Année de publication: 1971

 

BOUKMAN Daniel   Les négriers, collection “Théâtre africain", n°11, P.J. Oswald, avril 1971.    - 80p.

Quatre ans après la publication de Chants pour hâter la mort du temps des Orphée, Oswald publie simultanément deux pièces du Martiniquais Daniel Boukman. La première, Les négriers est une pièce en trois parties, écrite entre août 1968 et septembre 1969 en Algérie, où vit alors l'auteur, condamné en France en 1961 pour désertion. Comme dans les trois "poèmes dramatiques" précédemment édités, elle a pour cadre la Martinique,"Madinina, l'île esclave". Elle se situe au début des années soixante, quand est créé le Bumidom, Bureau pour le développement des migrations dans les départements d'outre-mer.
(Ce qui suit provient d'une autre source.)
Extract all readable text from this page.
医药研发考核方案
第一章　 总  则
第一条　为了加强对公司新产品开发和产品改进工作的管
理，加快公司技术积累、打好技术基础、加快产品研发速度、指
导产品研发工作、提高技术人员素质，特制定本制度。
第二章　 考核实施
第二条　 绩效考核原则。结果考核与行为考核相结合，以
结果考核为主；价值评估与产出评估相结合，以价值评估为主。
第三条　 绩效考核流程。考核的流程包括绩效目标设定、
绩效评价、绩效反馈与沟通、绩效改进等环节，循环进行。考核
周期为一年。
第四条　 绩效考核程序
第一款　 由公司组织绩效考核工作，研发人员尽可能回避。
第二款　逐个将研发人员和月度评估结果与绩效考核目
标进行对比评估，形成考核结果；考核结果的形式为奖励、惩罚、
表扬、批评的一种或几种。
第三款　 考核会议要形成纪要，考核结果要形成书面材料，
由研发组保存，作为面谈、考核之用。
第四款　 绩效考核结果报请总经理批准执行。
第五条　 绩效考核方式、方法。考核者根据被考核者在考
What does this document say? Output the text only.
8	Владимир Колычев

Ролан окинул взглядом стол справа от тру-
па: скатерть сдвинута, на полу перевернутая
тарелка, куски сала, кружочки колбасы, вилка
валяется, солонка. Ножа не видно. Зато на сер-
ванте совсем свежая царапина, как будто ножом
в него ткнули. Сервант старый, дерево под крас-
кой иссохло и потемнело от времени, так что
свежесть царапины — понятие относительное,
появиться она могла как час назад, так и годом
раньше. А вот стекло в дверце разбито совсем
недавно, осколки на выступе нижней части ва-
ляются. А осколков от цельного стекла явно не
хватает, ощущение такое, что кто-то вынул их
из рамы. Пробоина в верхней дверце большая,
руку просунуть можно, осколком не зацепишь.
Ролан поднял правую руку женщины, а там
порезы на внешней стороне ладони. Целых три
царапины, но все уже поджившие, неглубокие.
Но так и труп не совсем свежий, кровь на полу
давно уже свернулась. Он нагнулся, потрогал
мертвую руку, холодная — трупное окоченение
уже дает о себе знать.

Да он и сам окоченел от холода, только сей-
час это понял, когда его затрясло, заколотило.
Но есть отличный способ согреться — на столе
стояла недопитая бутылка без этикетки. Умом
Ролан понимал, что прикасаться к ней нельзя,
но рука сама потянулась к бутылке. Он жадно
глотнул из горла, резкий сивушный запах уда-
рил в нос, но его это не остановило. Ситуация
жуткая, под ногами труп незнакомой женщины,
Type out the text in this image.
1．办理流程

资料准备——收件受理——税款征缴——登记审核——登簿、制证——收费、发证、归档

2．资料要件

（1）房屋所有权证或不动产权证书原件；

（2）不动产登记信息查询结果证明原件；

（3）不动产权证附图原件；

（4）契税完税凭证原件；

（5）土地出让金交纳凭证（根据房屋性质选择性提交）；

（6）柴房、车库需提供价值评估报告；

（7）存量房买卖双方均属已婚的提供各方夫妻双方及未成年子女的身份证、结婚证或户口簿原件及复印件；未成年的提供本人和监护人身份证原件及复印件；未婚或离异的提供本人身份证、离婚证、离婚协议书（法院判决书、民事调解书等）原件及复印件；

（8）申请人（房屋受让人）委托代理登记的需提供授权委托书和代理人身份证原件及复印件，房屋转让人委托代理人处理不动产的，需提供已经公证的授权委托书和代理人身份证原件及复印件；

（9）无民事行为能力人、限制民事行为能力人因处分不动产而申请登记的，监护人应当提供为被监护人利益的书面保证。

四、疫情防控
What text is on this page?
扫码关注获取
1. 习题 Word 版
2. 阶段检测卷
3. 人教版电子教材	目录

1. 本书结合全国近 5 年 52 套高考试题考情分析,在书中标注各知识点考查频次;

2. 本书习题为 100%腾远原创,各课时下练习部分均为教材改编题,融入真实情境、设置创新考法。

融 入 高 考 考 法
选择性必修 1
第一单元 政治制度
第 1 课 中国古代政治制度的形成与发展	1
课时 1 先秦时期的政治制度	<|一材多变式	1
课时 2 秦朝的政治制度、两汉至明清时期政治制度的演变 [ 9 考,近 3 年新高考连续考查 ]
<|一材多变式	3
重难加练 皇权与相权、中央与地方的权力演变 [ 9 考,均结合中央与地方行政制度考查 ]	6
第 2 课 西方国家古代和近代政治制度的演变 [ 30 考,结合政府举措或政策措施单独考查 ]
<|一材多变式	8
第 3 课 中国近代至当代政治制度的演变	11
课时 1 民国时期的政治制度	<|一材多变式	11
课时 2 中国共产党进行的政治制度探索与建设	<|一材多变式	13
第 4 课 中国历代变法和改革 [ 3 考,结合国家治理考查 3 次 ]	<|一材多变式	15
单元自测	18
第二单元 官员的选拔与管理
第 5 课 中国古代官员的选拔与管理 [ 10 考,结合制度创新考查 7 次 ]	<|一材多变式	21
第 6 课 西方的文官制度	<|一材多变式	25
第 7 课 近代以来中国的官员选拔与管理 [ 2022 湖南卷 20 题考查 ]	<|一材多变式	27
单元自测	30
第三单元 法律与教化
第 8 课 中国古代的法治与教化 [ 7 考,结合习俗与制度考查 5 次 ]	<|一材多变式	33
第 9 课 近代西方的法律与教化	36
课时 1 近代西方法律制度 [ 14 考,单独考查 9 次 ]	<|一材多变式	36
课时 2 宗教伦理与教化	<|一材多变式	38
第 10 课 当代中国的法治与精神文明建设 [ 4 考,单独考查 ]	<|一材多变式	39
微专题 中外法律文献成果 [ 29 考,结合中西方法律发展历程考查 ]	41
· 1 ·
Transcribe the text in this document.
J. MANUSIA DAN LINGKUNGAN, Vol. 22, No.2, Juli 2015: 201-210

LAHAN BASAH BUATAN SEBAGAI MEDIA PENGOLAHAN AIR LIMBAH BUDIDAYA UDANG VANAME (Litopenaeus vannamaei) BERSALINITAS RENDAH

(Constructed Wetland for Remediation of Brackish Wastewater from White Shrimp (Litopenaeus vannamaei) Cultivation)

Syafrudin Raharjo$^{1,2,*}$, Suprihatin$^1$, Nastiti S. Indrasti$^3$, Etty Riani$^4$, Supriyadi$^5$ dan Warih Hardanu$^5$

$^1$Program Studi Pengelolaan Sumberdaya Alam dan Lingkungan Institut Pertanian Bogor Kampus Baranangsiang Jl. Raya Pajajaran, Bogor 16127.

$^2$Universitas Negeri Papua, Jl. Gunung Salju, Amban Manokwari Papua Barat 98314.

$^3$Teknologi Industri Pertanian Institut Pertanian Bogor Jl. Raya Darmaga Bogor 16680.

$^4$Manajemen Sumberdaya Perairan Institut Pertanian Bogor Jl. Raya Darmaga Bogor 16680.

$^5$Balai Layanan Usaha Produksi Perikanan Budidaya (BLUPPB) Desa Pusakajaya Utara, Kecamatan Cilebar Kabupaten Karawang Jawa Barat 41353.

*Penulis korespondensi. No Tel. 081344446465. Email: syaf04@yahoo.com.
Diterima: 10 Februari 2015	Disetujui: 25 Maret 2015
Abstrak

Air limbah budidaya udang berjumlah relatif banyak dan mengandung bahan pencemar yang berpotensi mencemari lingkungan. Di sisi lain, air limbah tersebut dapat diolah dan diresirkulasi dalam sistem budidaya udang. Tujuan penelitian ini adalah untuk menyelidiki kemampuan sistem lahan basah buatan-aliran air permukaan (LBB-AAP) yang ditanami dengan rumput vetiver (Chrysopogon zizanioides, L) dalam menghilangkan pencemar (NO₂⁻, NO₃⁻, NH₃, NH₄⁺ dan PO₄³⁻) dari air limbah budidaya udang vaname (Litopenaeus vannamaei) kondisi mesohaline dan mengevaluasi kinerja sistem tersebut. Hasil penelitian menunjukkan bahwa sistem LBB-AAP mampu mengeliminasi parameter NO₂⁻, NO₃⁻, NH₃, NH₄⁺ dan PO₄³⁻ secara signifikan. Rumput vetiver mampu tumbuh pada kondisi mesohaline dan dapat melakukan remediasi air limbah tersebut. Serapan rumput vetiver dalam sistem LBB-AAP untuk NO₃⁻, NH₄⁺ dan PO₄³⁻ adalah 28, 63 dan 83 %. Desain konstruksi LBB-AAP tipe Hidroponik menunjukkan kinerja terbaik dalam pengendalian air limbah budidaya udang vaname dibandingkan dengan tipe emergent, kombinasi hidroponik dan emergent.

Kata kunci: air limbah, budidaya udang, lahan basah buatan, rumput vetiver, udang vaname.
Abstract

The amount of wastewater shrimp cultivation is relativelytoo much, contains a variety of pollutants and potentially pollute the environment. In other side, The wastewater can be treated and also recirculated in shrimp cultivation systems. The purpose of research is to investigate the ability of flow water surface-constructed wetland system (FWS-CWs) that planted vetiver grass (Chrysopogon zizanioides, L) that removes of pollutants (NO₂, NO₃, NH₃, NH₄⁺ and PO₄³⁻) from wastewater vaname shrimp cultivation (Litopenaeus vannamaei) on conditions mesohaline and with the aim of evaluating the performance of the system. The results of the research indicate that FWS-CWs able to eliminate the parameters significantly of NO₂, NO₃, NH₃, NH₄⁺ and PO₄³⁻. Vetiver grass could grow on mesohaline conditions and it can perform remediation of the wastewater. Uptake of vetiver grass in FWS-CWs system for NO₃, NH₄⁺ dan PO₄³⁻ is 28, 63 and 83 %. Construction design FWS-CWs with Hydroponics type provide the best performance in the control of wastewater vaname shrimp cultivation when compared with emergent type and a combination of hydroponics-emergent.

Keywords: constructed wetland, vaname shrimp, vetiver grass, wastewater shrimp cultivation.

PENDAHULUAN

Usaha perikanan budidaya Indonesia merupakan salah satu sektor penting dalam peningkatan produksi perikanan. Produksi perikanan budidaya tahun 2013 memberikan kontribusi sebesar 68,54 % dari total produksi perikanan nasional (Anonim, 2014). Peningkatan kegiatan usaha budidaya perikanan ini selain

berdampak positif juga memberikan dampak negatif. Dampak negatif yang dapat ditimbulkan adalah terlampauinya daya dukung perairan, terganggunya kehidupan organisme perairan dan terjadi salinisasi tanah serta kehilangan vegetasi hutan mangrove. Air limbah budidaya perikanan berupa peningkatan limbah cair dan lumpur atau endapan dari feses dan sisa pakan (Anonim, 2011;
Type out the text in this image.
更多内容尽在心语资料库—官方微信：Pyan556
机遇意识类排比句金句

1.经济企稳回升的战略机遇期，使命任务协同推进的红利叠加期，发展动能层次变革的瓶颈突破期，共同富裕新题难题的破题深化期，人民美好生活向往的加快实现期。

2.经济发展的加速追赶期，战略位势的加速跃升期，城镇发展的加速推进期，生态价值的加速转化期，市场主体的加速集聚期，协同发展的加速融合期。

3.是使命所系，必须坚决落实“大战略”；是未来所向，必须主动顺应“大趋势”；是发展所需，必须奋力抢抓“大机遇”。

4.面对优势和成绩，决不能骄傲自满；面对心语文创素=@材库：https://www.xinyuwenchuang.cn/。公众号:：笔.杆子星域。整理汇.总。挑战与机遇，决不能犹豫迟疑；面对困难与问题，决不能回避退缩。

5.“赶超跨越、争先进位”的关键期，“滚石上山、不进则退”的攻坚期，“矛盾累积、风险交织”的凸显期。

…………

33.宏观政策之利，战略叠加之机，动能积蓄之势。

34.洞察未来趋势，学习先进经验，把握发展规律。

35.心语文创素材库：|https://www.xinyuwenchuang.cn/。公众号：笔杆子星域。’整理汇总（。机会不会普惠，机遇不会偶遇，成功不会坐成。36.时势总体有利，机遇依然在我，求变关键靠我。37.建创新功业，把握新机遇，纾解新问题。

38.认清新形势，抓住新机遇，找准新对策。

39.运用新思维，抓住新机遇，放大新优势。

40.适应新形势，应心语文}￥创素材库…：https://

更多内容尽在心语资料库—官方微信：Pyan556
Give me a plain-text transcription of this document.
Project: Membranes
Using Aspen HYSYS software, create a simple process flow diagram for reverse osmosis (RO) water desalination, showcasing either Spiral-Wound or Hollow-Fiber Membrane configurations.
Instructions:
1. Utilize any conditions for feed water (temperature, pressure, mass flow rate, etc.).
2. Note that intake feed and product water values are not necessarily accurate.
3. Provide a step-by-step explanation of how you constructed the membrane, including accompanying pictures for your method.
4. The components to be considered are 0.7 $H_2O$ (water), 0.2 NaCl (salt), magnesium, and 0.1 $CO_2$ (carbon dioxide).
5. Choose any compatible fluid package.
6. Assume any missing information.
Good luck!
Dénommé "Dubidon" par Boukman, il "joue le rôle de vanne pour contrôler le débit c'est-à-dire accélérer, parfois freiner l'importation des bras et cerveaux d'outre-mer selon les exigences du Plan". Cette émigration promue par de nouveaux "négriers" permet de diminuer la surpopulation de l'île, d'en arracher "les bourgeons turbulents", de fournir les "troupeaux de prolétaires pour mater ( en métropole) les revendications insolentes des travailleurs ". Avec cette nouvelle traite, il s'agit aussi de dissoudre la population martiniquaise, de "la lessiver" pour faire place à un tourisme d'outre-mer, synonyme pour Boukman de prostitution généralisée. "Hé beau blond, tu ne veux pas ma conque-lambi ? " Tableau de la Martinique transformée en bordel de luxe entouré de barbelés où l'on peut voir de vrais coupeurs de cannes, un adolescent qui meurt d'ennui et même - contre une piècette - le "Ronsard des Antilles" dire un poème. Alors que la répression s'accroit, que le parti assimilationniste ("France et Martinique unies comme les deux yeux de la même figure") et que le Front pour l'automation révolutionnaire ("Vive la Martinique libre comme un cerf-volant") chantent la même chanson ("Paris, c'est une blonde"), surgissent les nègres marrons, "rebelles dans les mornes et les fonds / La mort plutôt que l'esclavage / notre devise qui n'a point d'âge." Ils rappellent que la libération en mai 1848 fut "arrachée", ils invitent à ne pas laisser mourir "la braise patiente. Elle attend sous nos cendres la chaleur de vos souffles."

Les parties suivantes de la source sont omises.